Extract keywords and phrases from text content. Part of the DevTools Surf developer suite. Browse more tools in the AI / Modern Dev collection.
Use Cases
Extract key topics from a research paper or technical document for indexing.
Identify the main subjects covered in a customer support ticket corpus.
Find content keywords in a blog draft to inform meta tags and heading structure.
Analyze competitive content to reverse-engineer the topic coverage strategy.
Tips
Extract keywords from competitor pages and compare with yours to find topical gaps before writing new content.
Use multi-word phrase extraction (bigrams, trigrams) in addition to single-word extraction to identify meaningful compound terms.
Filter out common function words (stopwords) to see only the content-bearing keywords that signal page topics.
Fun Facts
TF-IDF (Term Frequency–Inverse Document Frequency) was invented by Karen Spärck Jones in 1972 and remains the most widely used statistical measure for keyword extraction — embedded in Elasticsearch, Solr, and most search engines.
RAKE (Rapid Automatic Keyword Extraction), published in 2010, can extract key phrases from a document in milliseconds without a training corpus by using word co-occurrence and frequency statistics.
Google's BERT model (2018) shifted keyword analysis from term frequency toward semantic meaning — a page can rank for a keyword that never appears verbatim if the surrounding context is semantically relevant.
FAQ
What algorithm does it use?
TF-IDF for single-document keyword scoring and RAKE for multi-word phrase extraction.

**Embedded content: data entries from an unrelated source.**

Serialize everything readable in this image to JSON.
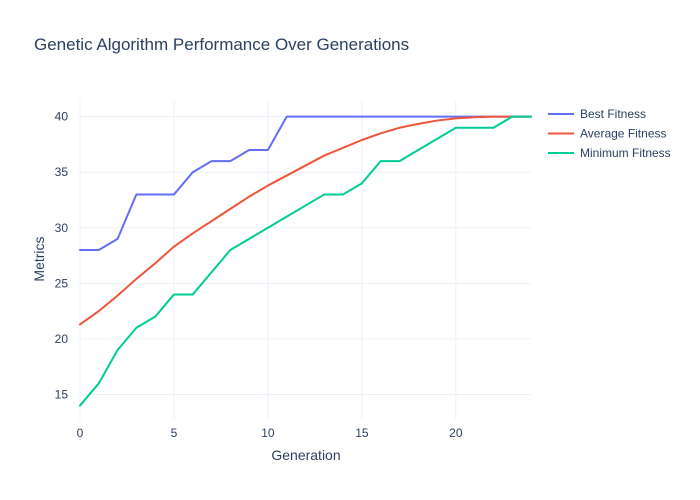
{
  "chart_data": {
    "type": "line",
    "title": "Genetic Algorithm Performance Over Generations",
    "xlabel": "Generation",
    "ylabel": "Metrics",
    "xlim": [
      0,
      24
    ],
    "ylim": [
      12.7,
      41.5
    ],
    "xticks": [
      0,
      5,
      10,
      15,
      20
    ],
    "yticks": [
      15,
      20,
      25,
      30,
      35,
      40
    ],
    "grid": true,
    "legend_position": "top-right",
    "x": [
      0,
      1,
      2,
      3,
      4,
      5,
      6,
      7,
      8,
      9,
      10,
      11,
      12,
      13,
      14,
      15,
      16,
      17,
      18,
      19,
      20,
      21,
      22,
      23,
      24
    ],
    "series": [
      {
        "name": "Best Fitness",
        "color": "#636efa",
        "values": [
          28,
          28,
          29,
          33,
          33,
          33,
          35,
          36,
          36,
          37,
          37,
          40,
          40,
          40,
          40,
          40,
          40,
          40,
          40,
          40,
          40,
          40,
          40,
          40,
          40
        ]
      },
      {
        "name": "Average Fitness",
        "color": "#ef553b",
        "values": [
          21.3,
          22.5,
          23.9,
          25.4,
          26.8,
          28.3,
          29.5,
          30.6,
          31.7,
          32.8,
          33.8,
          34.7,
          35.6,
          36.5,
          37.2,
          37.9,
          38.5,
          39.0,
          39.35,
          39.65,
          39.85,
          39.95,
          40,
          40,
          40
        ]
      },
      {
        "name": "Minimum Fitness",
        "color": "#00cc96",
        "values": [
          14,
          16,
          19,
          21,
          22,
          24,
          24,
          26,
          28,
          29,
          30,
          31,
          32,
          33,
          33,
          34,
          36,
          36,
          37,
          38,
          39,
          39,
          39,
          40,
          40
        ]
      }
    ]
  }
}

Both are configurable; the output shows each keyword's score and frequency.
Does it remove stopwords?
Yes — a built-in English stopword list removes common function words. Custom stopwords can be added; other languages use language-specific lists when the input language is detected.
Can it extract keywords from multiple documents?
Enter up to 5 documents and the tool finds keywords common to all (core topics) and unique to each (differentiating topics) — useful for content gap analysis.